I mostly use the plastic bins that tilt out that come in different sizes


----------



## tyskkvinna (Mar 23, 2010)

Julie, I use the same style as you linked. In one particular shop setup I had, they were hanging on cleats. It worked really well, and I will probably use that setup again when I'm in a space that lends itself to it. I particularly like those bins (which I still use, just on shelves right now) because they're clear so I don't need to label anything. At least… not the hardware… I have another set of them for my cutting bits which I do label, but it's easy to put them back where they belong because everything is so visible.


----------



## SCOTSMAN (Aug 1, 2008)

Shelves around the shop or linn bin system is the answer I have a whole wall to the front door with nothing but screws and a few partitions with bolts etc.Alistair


----------



## TopamaxSurvivor (May 2, 2008)

As long as they are clear to see through. I use old bottles and try to organize them on shelfs or in boxes.


----------



## KentS (May 27, 2009)

I prefer to place all my hardware in unmarked cardboard boxes and stack them on crowded shelfs. That way you are constantly checking your hardware inventory to keep it all fresh in your mind.

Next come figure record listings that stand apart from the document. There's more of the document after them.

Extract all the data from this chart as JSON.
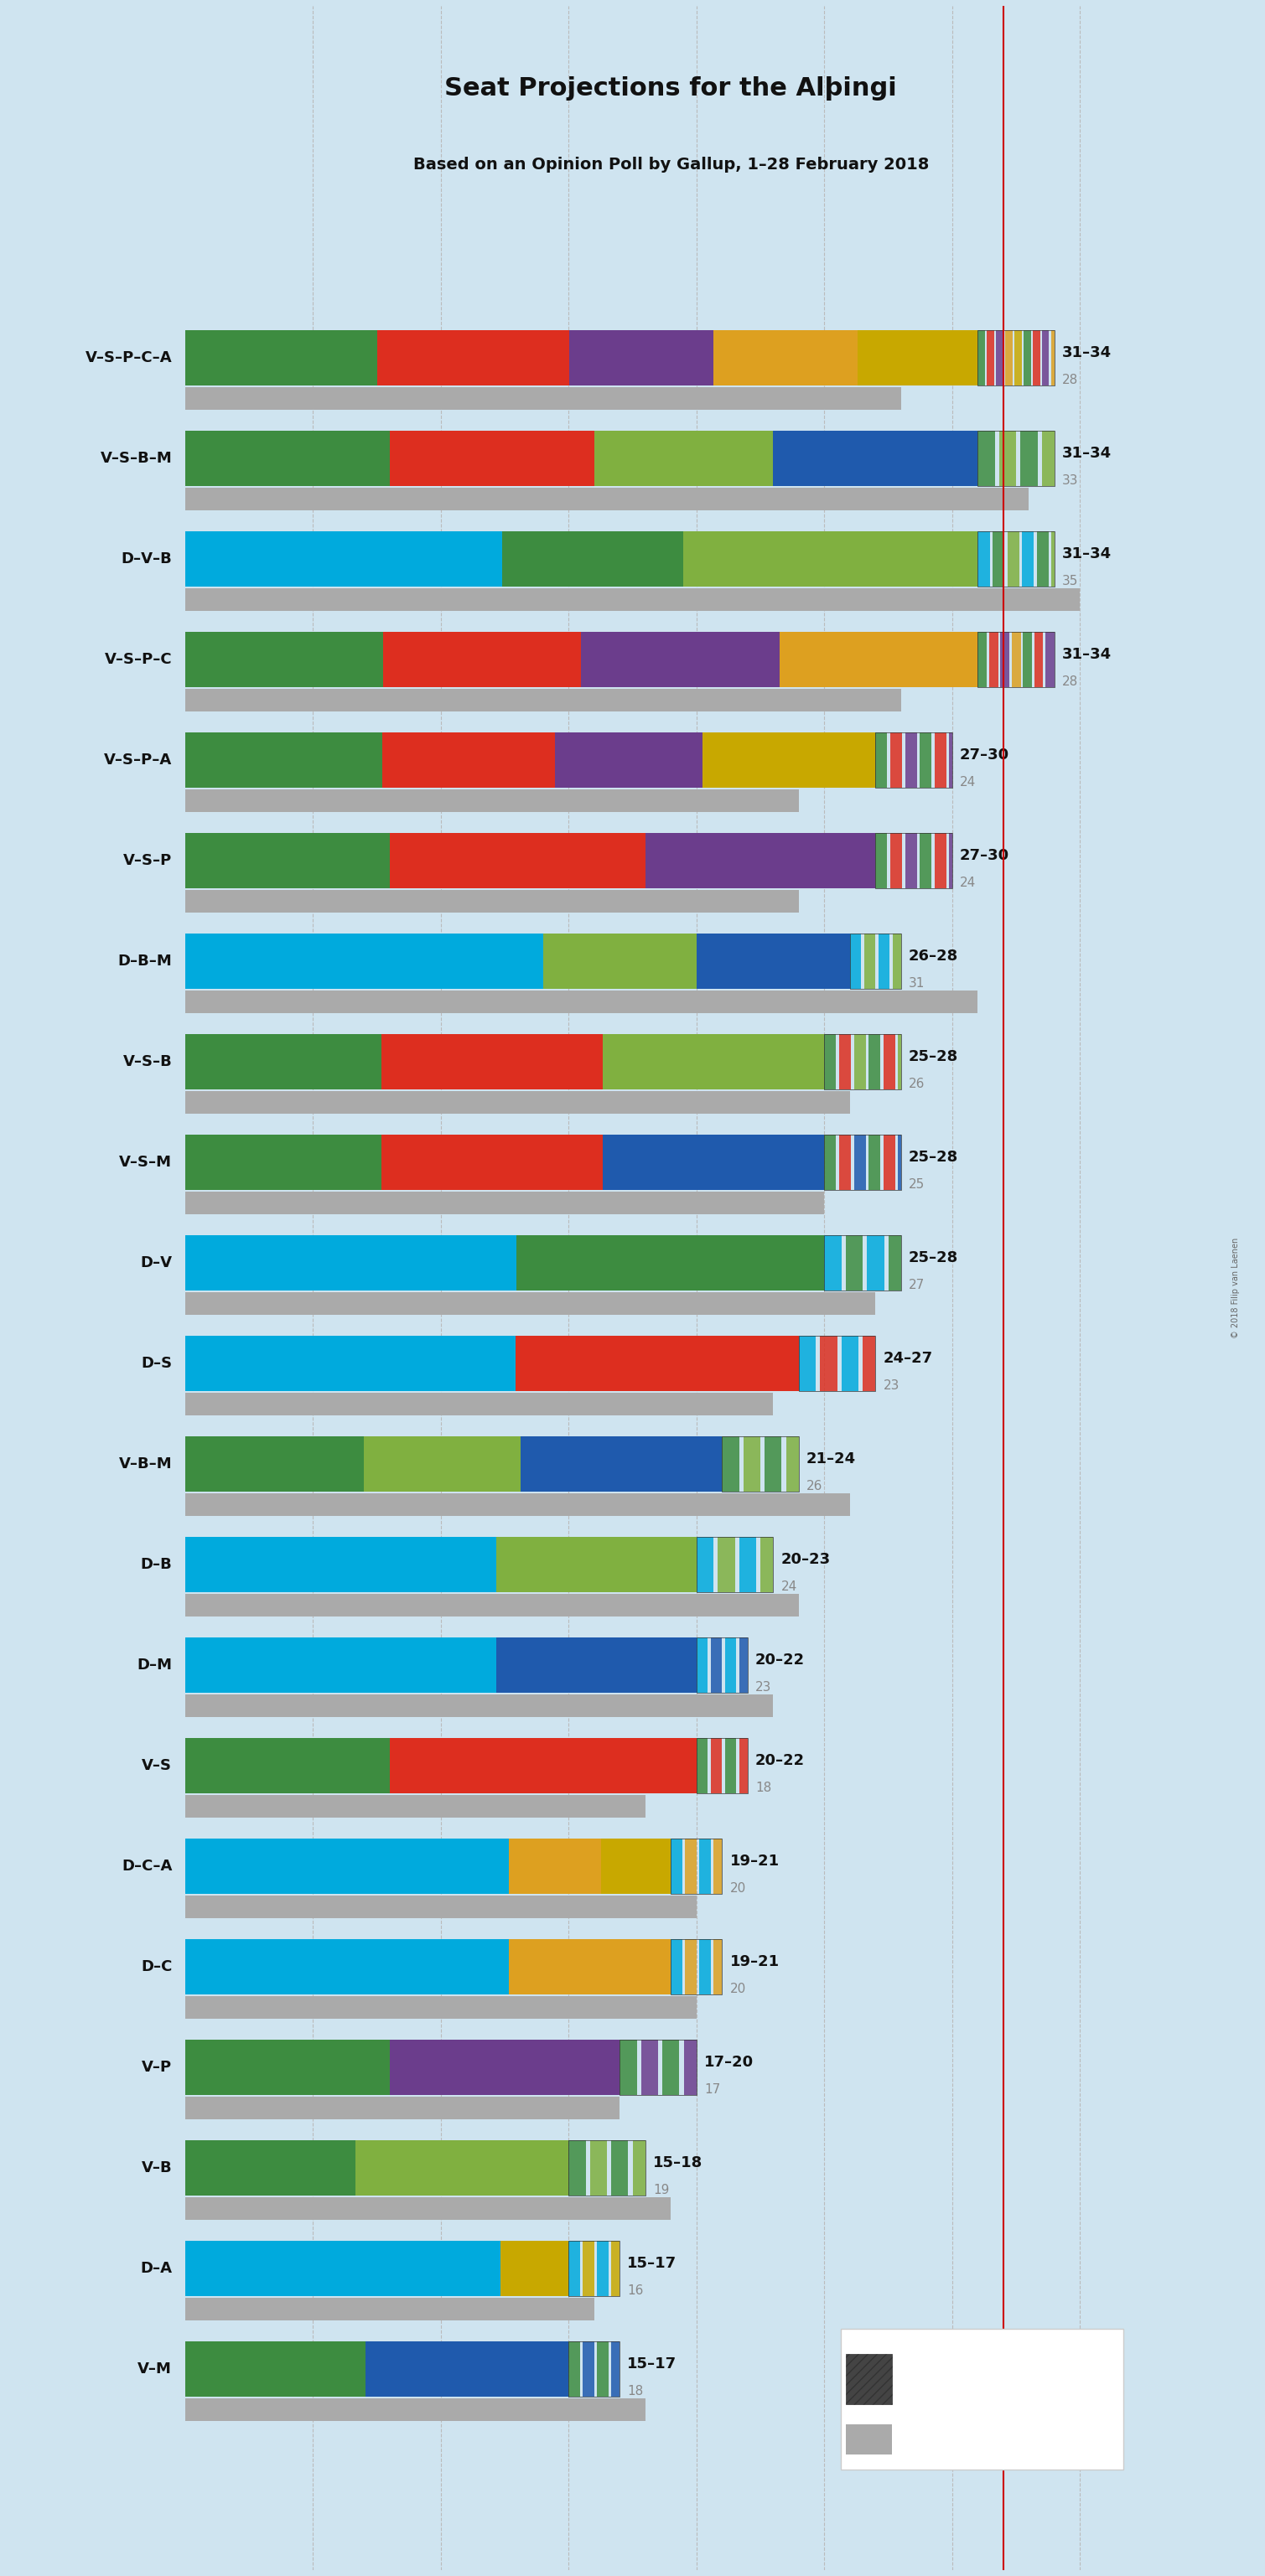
{
  "title": "Seat Projections for the Alþingi",
  "subtitle": "Based on an Opinion Poll by Gallup, 1–28 February 2018",
  "background_color": "#cfe4f0",
  "coalitions": [
    {
      "name": "V–S–P–C–A",
      "range_low": 31,
      "range_high": 34,
      "last": 28,
      "parties": [
        {
          "name": "V",
          "color": "#3d8c40",
          "seats": 8
        },
        {
          "name": "S",
          "color": "#dd2e1f",
          "seats": 8
        },
        {
          "name": "P",
          "color": "#6b3d8c",
          "seats": 6
        },
        {
          "name": "C",
          "color": "#dda020",
          "seats": 6
        },
        {
          "name": "A",
          "color": "#c8a800",
          "seats": 5
        }
      ],
      "hatch_colors": [
        "#3d8c40",
        "#dd2e1f",
        "#6b3d8c",
        "#dda020",
        "#c8a800"
      ],
      "bar_max": 34
    },
    {
      "name": "V–S–B–M",
      "range_low": 31,
      "range_high": 34,
      "last": 33,
      "parties": [
        {
          "name": "V",
          "color": "#3d8c40",
          "seats": 8
        },
        {
          "name": "S",
          "color": "#dd2e1f",
          "seats": 8
        },
        {
          "name": "B",
          "color": "#80b040",
          "seats": 7
        },
        {
          "name": "M",
          "color": "#1f5aad",
          "seats": 8
        }
      ],
      "hatch_colors": [
        "#3d8c40",
        "#80b040"
      ],
      "bar_max": 34
    },
    {
      "name": "D–V–B",
      "range_low": 31,
      "range_high": 34,
      "last": 35,
      "parties": [
        {
          "name": "D",
          "color": "#00aadd",
          "seats": 14
        },
        {
          "name": "V",
          "color": "#3d8c40",
          "seats": 8
        },
        {
          "name": "B",
          "color": "#80b040",
          "seats": 13
        }
      ],
      "hatch_colors": [
        "#00aadd",
        "#3d8c40",
        "#80b040"
      ],
      "bar_max": 35
    },
    {
      "name": "V–S–P–C",
      "range_low": 31,
      "range_high": 34,
      "last": 28,
      "parties": [
        {
          "name": "V",
          "color": "#3d8c40",
          "seats": 8
        },
        {
          "name": "S",
          "color": "#dd2e1f",
          "seats": 8
        },
        {
          "name": "P",
          "color": "#6b3d8c",
          "seats": 8
        },
        {
          "name": "C",
          "color": "#dda020",
          "seats": 8
        }
      ],
      "hatch_colors": [
        "#3d8c40",
        "#dd2e1f",
        "#6b3d8c",
        "#dda020"
      ],
      "bar_max": 34
    },
    {
      "name": "V–S–P–A",
      "range_low": 27,
      "range_high": 30,
      "last": 24,
      "parties": [
        {
          "name": "V",
          "color": "#3d8c40",
          "seats": 8
        },
        {
          "name": "S",
          "color": "#dd2e1f",
          "seats": 7
        },
        {
          "name": "P",
          "color": "#6b3d8c",
          "seats": 6
        },
        {
          "name": "A",
          "color": "#c8a800",
          "seats": 7
        }
      ],
      "hatch_colors": [
        "#3d8c40",
        "#dd2e1f",
        "#6b3d8c"
      ],
      "bar_max": 30
    },
    {
      "name": "V–S–P",
      "range_low": 27,
      "range_high": 30,
      "last": 24,
      "parties": [
        {
          "name": "V",
          "color": "#3d8c40",
          "seats": 8
        },
        {
          "name": "S",
          "color": "#dd2e1f",
          "seats": 10
        },
        {
          "name": "P",
          "color": "#6b3d8c",
          "seats": 9
        }
      ],
      "hatch_colors": [
        "#3d8c40",
        "#dd2e1f",
        "#6b3d8c"
      ],
      "bar_max": 30
    },
    {
      "name": "D–B–M",
      "range_low": 26,
      "range_high": 28,
      "last": 31,
      "parties": [
        {
          "name": "D",
          "color": "#00aadd",
          "seats": 14
        },
        {
          "name": "B",
          "color": "#80b040",
          "seats": 6
        },
        {
          "name": "M",
          "color": "#1f5aad",
          "seats": 6
        }
      ],
      "hatch_colors": [
        "#00aadd",
        "#80b040"
      ],
      "bar_max": 31
    },
    {
      "name": "V–S–B",
      "range_low": 25,
      "range_high": 28,
      "last": 26,
      "parties": [
        {
          "name": "V",
          "color": "#3d8c40",
          "seats": 8
        },
        {
          "name": "S",
          "color": "#dd2e1f",
          "seats": 9
        },
        {
          "name": "B",
          "color": "#80b040",
          "seats": 9
        }
      ],
      "hatch_colors": [
        "#3d8c40",
        "#dd2e1f",
        "#80b040"
      ],
      "bar_max": 28
    },
    {
      "name": "V–S–M",
      "range_low": 25,
      "range_high": 28,
      "last": 25,
      "parties": [
        {
          "name": "V",
          "color": "#3d8c40",
          "seats": 8
        },
        {
          "name": "S",
          "color": "#dd2e1f",
          "seats": 9
        },
        {
          "name": "M",
          "color": "#1f5aad",
          "seats": 9
        }
      ],
      "hatch_colors": [
        "#3d8c40",
        "#dd2e1f",
        "#1f5aad"
      ],
      "bar_max": 28
    },
    {
      "name": "D–V",
      "range_low": 25,
      "range_high": 28,
      "last": 27,
      "parties": [
        {
          "name": "D",
          "color": "#00aadd",
          "seats": 14
        },
        {
          "name": "V",
          "color": "#3d8c40",
          "seats": 13
        }
      ],
      "hatch_colors": [
        "#00aadd",
        "#3d8c40"
      ],
      "bar_max": 28
    },
    {
      "name": "D–S",
      "range_low": 24,
      "range_high": 27,
      "last": 23,
      "parties": [
        {
          "name": "D",
          "color": "#00aadd",
          "seats": 14
        },
        {
          "name": "S",
          "color": "#dd2e1f",
          "seats": 12
        }
      ],
      "hatch_colors": [
        "#00aadd",
        "#dd2e1f"
      ],
      "bar_max": 27
    },
    {
      "name": "V–B–M",
      "range_low": 21,
      "range_high": 24,
      "last": 26,
      "parties": [
        {
          "name": "V",
          "color": "#3d8c40",
          "seats": 8
        },
        {
          "name": "B",
          "color": "#80b040",
          "seats": 7
        },
        {
          "name": "M",
          "color": "#1f5aad",
          "seats": 9
        }
      ],
      "hatch_colors": [
        "#3d8c40",
        "#80b040"
      ],
      "bar_max": 26
    },
    {
      "name": "D–B",
      "range_low": 20,
      "range_high": 23,
      "last": 24,
      "parties": [
        {
          "name": "D",
          "color": "#00aadd",
          "seats": 14
        },
        {
          "name": "B",
          "color": "#80b040",
          "seats": 9
        }
      ],
      "hatch_colors": [
        "#00aadd",
        "#80b040"
      ],
      "bar_max": 24
    },
    {
      "name": "D–M",
      "range_low": 20,
      "range_high": 22,
      "last": 23,
      "parties": [
        {
          "name": "D",
          "color": "#00aadd",
          "seats": 14
        },
        {
          "name": "M",
          "color": "#1f5aad",
          "seats": 9
        }
      ],
      "hatch_colors": [
        "#00aadd",
        "#1f5aad"
      ],
      "bar_max": 23
    },
    {
      "name": "V–S",
      "range_low": 20,
      "range_high": 22,
      "last": 18,
      "parties": [
        {
          "name": "V",
          "color": "#3d8c40",
          "seats": 8
        },
        {
          "name": "S",
          "color": "#dd2e1f",
          "seats": 12
        }
      ],
      "hatch_colors": [
        "#3d8c40",
        "#dd2e1f"
      ],
      "bar_max": 22
    },
    {
      "name": "D–C–A",
      "range_low": 19,
      "range_high": 21,
      "last": 20,
      "parties": [
        {
          "name": "D",
          "color": "#00aadd",
          "seats": 14
        },
        {
          "name": "C",
          "color": "#dda020",
          "seats": 4
        },
        {
          "name": "A",
          "color": "#c8a800",
          "seats": 3
        }
      ],
      "hatch_colors": [
        "#00aadd",
        "#dda020"
      ],
      "bar_max": 21
    },
    {
      "name": "D–C",
      "range_low": 19,
      "range_high": 21,
      "last": 20,
      "parties": [
        {
          "name": "D",
          "color": "#00aadd",
          "seats": 14
        },
        {
          "name": "C",
          "color": "#dda020",
          "seats": 7
        }
      ],
      "hatch_colors": [
        "#00aadd",
        "#dda020"
      ],
      "bar_max": 21
    },
    {
      "name": "V–P",
      "range_low": 17,
      "range_high": 20,
      "last": 17,
      "parties": [
        {
          "name": "V",
          "color": "#3d8c40",
          "seats": 8
        },
        {
          "name": "P",
          "color": "#6b3d8c",
          "seats": 9
        }
      ],
      "hatch_colors": [
        "#3d8c40",
        "#6b3d8c"
      ],
      "bar_max": 20
    },
    {
      "name": "V–B",
      "range_low": 15,
      "range_high": 18,
      "last": 19,
      "parties": [
        {
          "name": "V",
          "color": "#3d8c40",
          "seats": 8
        },
        {
          "name": "B",
          "color": "#80b040",
          "seats": 10
        }
      ],
      "hatch_colors": [
        "#3d8c40",
        "#80b040"
      ],
      "bar_max": 19
    },
    {
      "name": "D–A",
      "range_low": 15,
      "range_high": 17,
      "last": 16,
      "parties": [
        {
          "name": "D",
          "color": "#00aadd",
          "seats": 14
        },
        {
          "name": "A",
          "color": "#c8a800",
          "seats": 3
        }
      ],
      "hatch_colors": [
        "#00aadd",
        "#c8a800"
      ],
      "bar_max": 17
    },
    {
      "name": "V–M",
      "range_low": 15,
      "range_high": 17,
      "last": 18,
      "parties": [
        {
          "name": "V",
          "color": "#3d8c40",
          "seats": 8
        },
        {
          "name": "M",
          "color": "#1f5aad",
          "seats": 9
        }
      ],
      "hatch_colors": [
        "#3d8c40",
        "#1f5aad"
      ],
      "bar_max": 18
    }
  ],
  "x_max": 38,
  "majority_line": 32,
  "majority_line_color": "#cc0000",
  "legend_ci_color": "#444444",
  "legend_last_color": "#888888"
}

Seriously, I've spent a lot of time organizing my tools, which I've just about finished (well, sort of). My hardware is the next step in my shop. I hate looking for something.


----------



## Knothead62 (Apr 17, 2010)

I would recommend a ready built unit. Some of the large industrial supply houses as MSC have a good variety.


----------



## hObOmOnk (Feb 6, 2007)

I have an extensive collection of small hardware, mostly antique and reclaimed.
I store them in heavy duty zipper plastic bags and use office supply spring clips to hang them on a nail board.
I usually include any notes, labels or box lids in the plastic bags for reference and identification.

Easy to see and easy to find.


----------



## hjt (Oct 22, 2009)

Boy Julie - you got a lot of ideas from your fellow LJ's. Here's one more. As many have said, plastic bins. http://www.northerntool.com/shop/tools/category_storage-organizers+bins-racks+louvered-panel-systems


----------



## followyourheart (Feb 3, 2010)

Okay, after thinking this over, I made my own bins… read all about it here at Lumberjocks in my blog
Wall-Mounted Bins


----------



## CharlieM1958 (Nov 7, 2006)

Nice job!

But I have to say…. You exhibited true Lumberjock behavior: Why do it the simple and easy way by purchasing something ready-made when you can spend hours of time and just as much money doing it yourself? LOL!


----------